Now that you have a high-level view, let’s try to see what is happening behind the scene in simple terms.
Let’s continue with the previous supervised learning system example of the house prices. Each feature in our training set influences the final selling price, this influence is what we call the weight. Our machine learning system now has to figure out the correct weight for each feature.
Training and weights
In the background, the system is trying to figure out a formula/model to predict prices for the training set by trial and error. Basically, “Let’s see what happens when I assign more weight to this feature”. As the system already knows the real price of the houses in the training set, after assigning the new weight, it will calculate the price of each house in the training set to see how far off (error) it is from the already known real price. The system at this point would take a holistic look at the error across all the houses and aggregate it using some formula, this value is called the cost. If this cost across the board starts to go down, then the system knows it’s on the right track and continues to make iterative changes in that direction. On the other hand, if the cost starts going up, it will start moving the weights in the other direction until it can find an optimal point where it can’t lower the cost anymore.
Error and Cost
Just to clear that up, let’s go over that again. It’s possible that the error across some houses starts getting worse with changing the weights in the background BUT if the overall picture (cost) starts looking better for the model, the system will optimise in that direction. The system cares about the cost more than the individual error.
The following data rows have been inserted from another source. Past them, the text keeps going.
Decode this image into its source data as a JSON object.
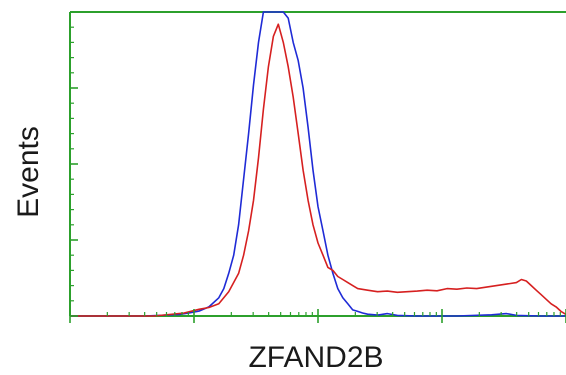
{
  "chart_data": {
    "type": "line",
    "title": "",
    "xlabel": "ZFAND2B",
    "ylabel": "Events",
    "x_scale": "log",
    "x_decades": 4,
    "xlim": [
      0,
      1
    ],
    "ylim": [
      0,
      1
    ],
    "grid": false,
    "legend": "none",
    "axis_color": "#2ca02c",
    "series": [
      {
        "color": "#1f2bd6",
        "x": [
          0.0,
          0.15,
          0.22,
          0.24,
          0.26,
          0.28,
          0.3,
          0.31,
          0.32,
          0.33,
          0.34,
          0.35,
          0.36,
          0.37,
          0.38,
          0.39,
          0.4,
          0.41,
          0.42,
          0.43,
          0.44,
          0.45,
          0.46,
          0.47,
          0.48,
          0.49,
          0.5,
          0.51,
          0.52,
          0.53,
          0.54,
          0.55,
          0.56,
          0.57,
          0.58,
          0.59,
          0.6,
          0.62,
          0.64,
          0.66,
          0.7,
          0.78,
          0.85,
          0.88,
          0.9,
          0.95,
          1.0
        ],
        "y": [
          0.0,
          0.0,
          0.005,
          0.01,
          0.016,
          0.03,
          0.06,
          0.09,
          0.14,
          0.2,
          0.3,
          0.45,
          0.6,
          0.76,
          0.9,
          1.0,
          1.0,
          1.0,
          1.0,
          1.0,
          0.98,
          0.9,
          0.84,
          0.75,
          0.62,
          0.48,
          0.36,
          0.28,
          0.2,
          0.14,
          0.09,
          0.06,
          0.04,
          0.02,
          0.015,
          0.01,
          0.006,
          0.003,
          0.008,
          0.002,
          0.0,
          0.0,
          0.004,
          0.008,
          0.002,
          0.0,
          0.0
        ]
      },
      {
        "color": "#d62020",
        "x": [
          0.0,
          0.17,
          0.23,
          0.26,
          0.28,
          0.3,
          0.32,
          0.34,
          0.35,
          0.36,
          0.37,
          0.38,
          0.39,
          0.4,
          0.41,
          0.42,
          0.43,
          0.44,
          0.45,
          0.46,
          0.47,
          0.48,
          0.49,
          0.5,
          0.51,
          0.52,
          0.53,
          0.54,
          0.55,
          0.56,
          0.57,
          0.58,
          0.6,
          0.62,
          0.64,
          0.66,
          0.68,
          0.7,
          0.72,
          0.74,
          0.76,
          0.78,
          0.8,
          0.82,
          0.84,
          0.86,
          0.88,
          0.9,
          0.91,
          0.92,
          0.93,
          0.94,
          0.95,
          0.96,
          0.97,
          0.98,
          0.99,
          1.0
        ],
        "y": [
          0.0,
          0.0,
          0.01,
          0.022,
          0.028,
          0.04,
          0.08,
          0.14,
          0.2,
          0.28,
          0.38,
          0.52,
          0.68,
          0.82,
          0.92,
          0.96,
          0.9,
          0.82,
          0.72,
          0.6,
          0.48,
          0.38,
          0.3,
          0.24,
          0.2,
          0.16,
          0.15,
          0.13,
          0.12,
          0.11,
          0.1,
          0.09,
          0.085,
          0.08,
          0.082,
          0.078,
          0.08,
          0.082,
          0.085,
          0.083,
          0.09,
          0.088,
          0.092,
          0.09,
          0.095,
          0.1,
          0.105,
          0.11,
          0.12,
          0.115,
          0.1,
          0.085,
          0.07,
          0.055,
          0.04,
          0.03,
          0.015,
          0.005
        ]
      }
    ]
  }
}
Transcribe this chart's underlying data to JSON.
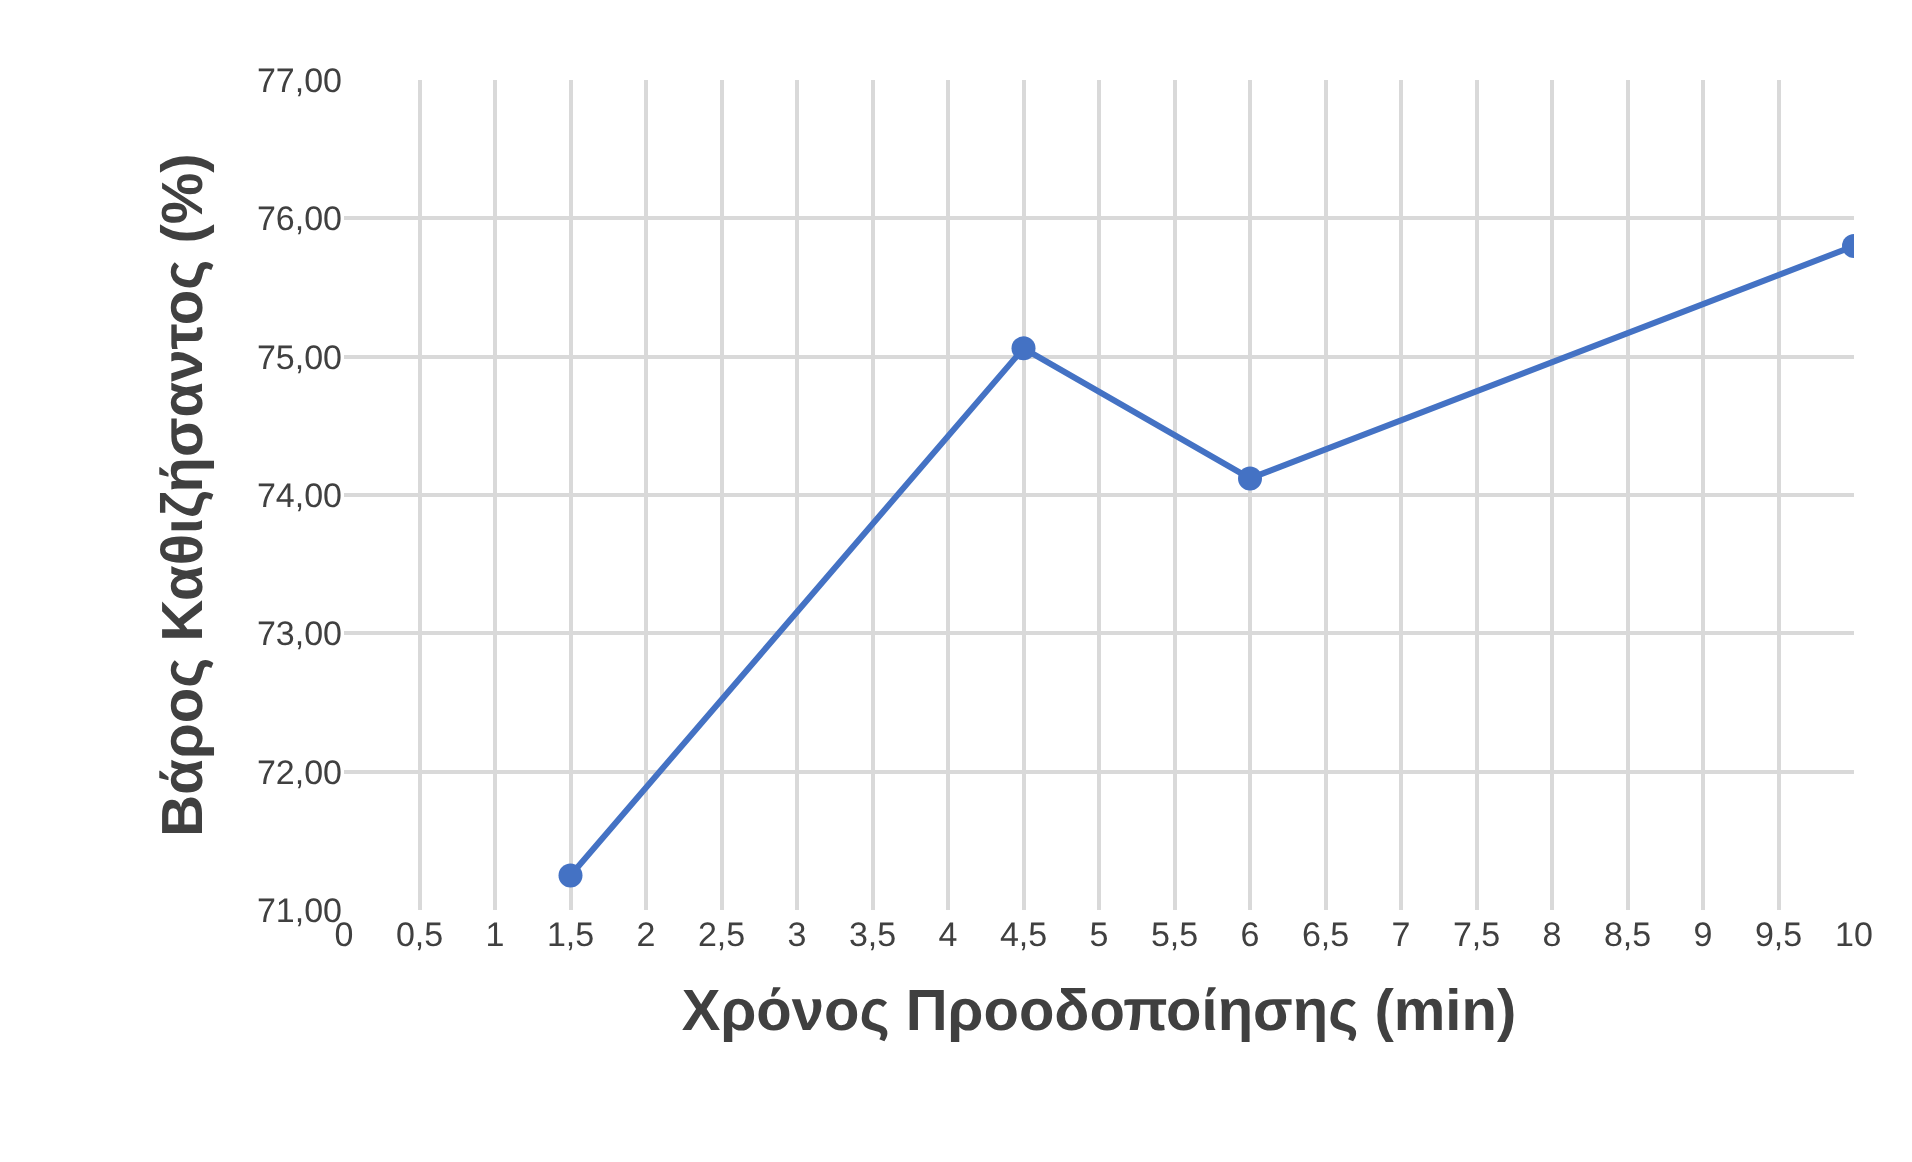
{
  "chart_data": {
    "type": "line",
    "xlabel": "Χρόνος Προοδοποίησης (min)",
    "ylabel": "Βάρος Καθιζήσαντος (%)",
    "x": [
      1.5,
      4.5,
      6,
      10
    ],
    "series": [
      {
        "color": "#4472c4",
        "values": [
          71.25,
          75.06,
          74.12,
          75.8
        ]
      }
    ],
    "xlim": [
      0,
      10
    ],
    "xticks": [
      0,
      {
        "value": 0.5,
        "label": "0,5"
      },
      1,
      {
        "value": 1.5,
        "label": "1,5"
      },
      2,
      {
        "value": 2.5,
        "label": "2,5"
      },
      3,
      {
        "value": 3.5,
        "label": "3,5"
      },
      4,
      {
        "value": 4.5,
        "label": "4,5"
      },
      5,
      {
        "value": 5.5,
        "label": "5,5"
      },
      6,
      {
        "value": 6.5,
        "label": "6,5"
      },
      7,
      {
        "value": 7.5,
        "label": "7,5"
      },
      8,
      {
        "value": 8.5,
        "label": "8,5"
      },
      9,
      {
        "value": 9.5,
        "label": "9,5"
      },
      10
    ],
    "ylim": [
      71,
      77
    ],
    "yticks": [
      {
        "value": 71,
        "label": "71,00"
      },
      {
        "value": 72,
        "label": "72,00"
      },
      {
        "value": 73,
        "label": "73,00"
      },
      {
        "value": 74,
        "label": "74,00"
      },
      {
        "value": 75,
        "label": "75,00"
      },
      {
        "value": 76,
        "label": "76,00"
      },
      {
        "value": 77,
        "label": "77,00"
      }
    ],
    "grid": true,
    "marker": "circle",
    "line_style": "solid",
    "legend": false
  }
}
On a different note, let’s assume we include the owner’s name in the list of features provided to the system. This feature shouldn’t have any impact on the selling price, the system should assign it no weight. If our system starts assigning weights to the owner’s name, then we have a biased/unfair system on our hands. A biased system would result in over/underfitting and this is something we never want in our system.
Once training, our system would spit out the optimal weights for the features with the lowest cost. We can then save these weights so that we don’t have to train the system every time we want to make a prediction.
This is basically the gist of a supervised learning system. There are a variety of implementations that help us achieve the above, which I will continue to learn and share.